Link Search Menu Expand Document

APPROX_COUNT_DISTINCT

Counts the approximate number of unique or not NULL values. APPROX_COUNT_DISTINCT uses the HLL algorithm with the default parameter to control the sketch size set to 17. This is subject to change.

Syntax

APPROX_COUNT_DISTINCT ( <expr> )
Parameter Description
<expr> Valid values for the expression include column names or functions that return a column name.

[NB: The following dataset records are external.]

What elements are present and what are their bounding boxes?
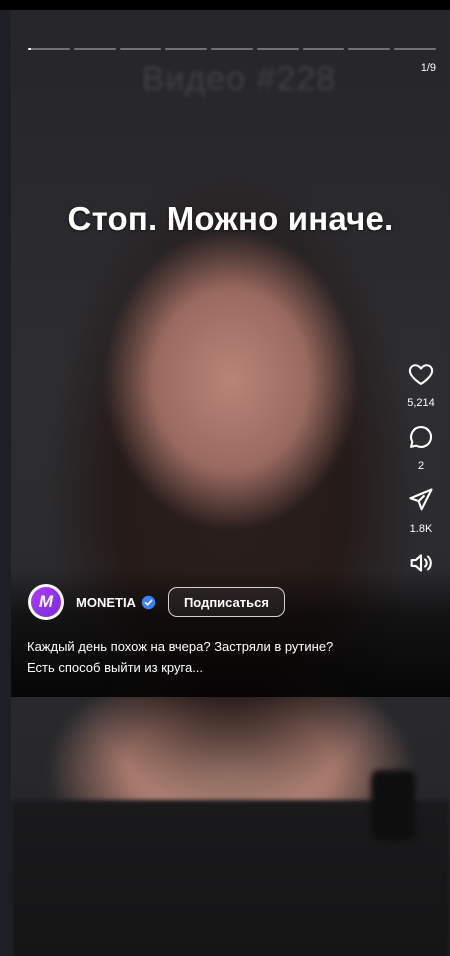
progress-segment (165, 48, 208, 50)
story-progress (28, 48, 437, 50)
comment-count: 2 (417, 460, 425, 472)
share-icon (407, 486, 435, 519)
sound-icon (407, 549, 435, 582)
video-watermark: Видео #228 (141, 60, 337, 98)
progress-segment (73, 48, 116, 50)
action-rail: 5,214 2 1.8K (397, 360, 445, 596)
subscribe-button[interactable]: Подписаться (167, 587, 285, 617)
progress-segment (211, 48, 253, 50)
progress-segment (394, 48, 437, 50)
comment-icon (407, 423, 435, 456)
progress-segment (256, 48, 299, 50)
avatar[interactable]: M (28, 584, 64, 620)
avatar-logo: M (31, 587, 61, 617)
video-frame (11, 10, 450, 956)
progress-segment (302, 48, 345, 50)
progress-segment (28, 48, 70, 50)
caption-line-2: Есть способ выйти из круга... (27, 660, 204, 675)
author-row: M MONETIA Подписаться (28, 584, 285, 620)
like-button[interactable]: 5,214 (407, 360, 435, 409)
top-bar (0, 0, 450, 10)
story-counter: 1/9 (420, 62, 436, 74)
story-headline: Стоп. Можно иначе. (67, 200, 394, 237)
heart-icon (407, 360, 435, 393)
share-count: 1.8K (409, 523, 433, 535)
author-name[interactable]: MONETIA (76, 595, 136, 610)
caption-line-1: Каждый день похож на вчера? Застряли в р… (27, 639, 334, 654)
progress-segment (119, 48, 162, 50)
sound-button[interactable] (407, 549, 435, 582)
caption[interactable]: Каждый день похож на вчера? Застряли в р… (27, 636, 427, 678)
like-count: 5,214 (407, 397, 435, 409)
story-viewer[interactable]: Видео #228 1/9 Стоп. Можно иначе. 5,214 … (11, 10, 450, 956)
progress-fill (28, 48, 32, 50)
verified-icon (141, 595, 156, 610)
progress-segment (348, 48, 391, 50)
comment-button[interactable]: 2 (407, 423, 435, 472)
share-button[interactable]: 1.8K (407, 486, 435, 535)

By default, APPROX_COUNT_DISTINCT and COUNT(DISTINCT) return the same, approximate results. If you require a precise result for COUNT(DISTINCT) (with a performance penalty), please contact Firebolt Support through the Help menu support form.

Example

To understand the difference between COUNT(DISTINCT pk) with exact precision enabled, APPROX_COUNT_DISTNCT(pk), and HLL_COUNT_DISTINCT(pk, <precision>), consider a table, count_test with 8,388,608 unique pk values.

SELECT
	COUNT(DISTINCT pk) as count_distinct,
	APPROX_COUNT_DISTINCT(pk) as approx_count
	HLL_COUNT_DISTINCT(pk, 12) as hll12_count,
	HLL_COUNT_DISTINCT(pk, 20) as hll20_count
FROM
	count_test;

Returns:

Assuming 8,388,608 unique pk values, we will see results like:

' +----------------+--------------+-------------+-------------+
' | count_distinct | approx_count | hll12_count | hll20_count |
' +----------------+--------------+-------------+-------------+
' |      8,388,608 |    8,427,387 |   8,667,274 |   8,377,014 |
' +----------------+--------------+-------------+-------------+

where approx_count is using precision 17, hll12_count is using precision 12, and hll20_count is using precision 20, the most precise.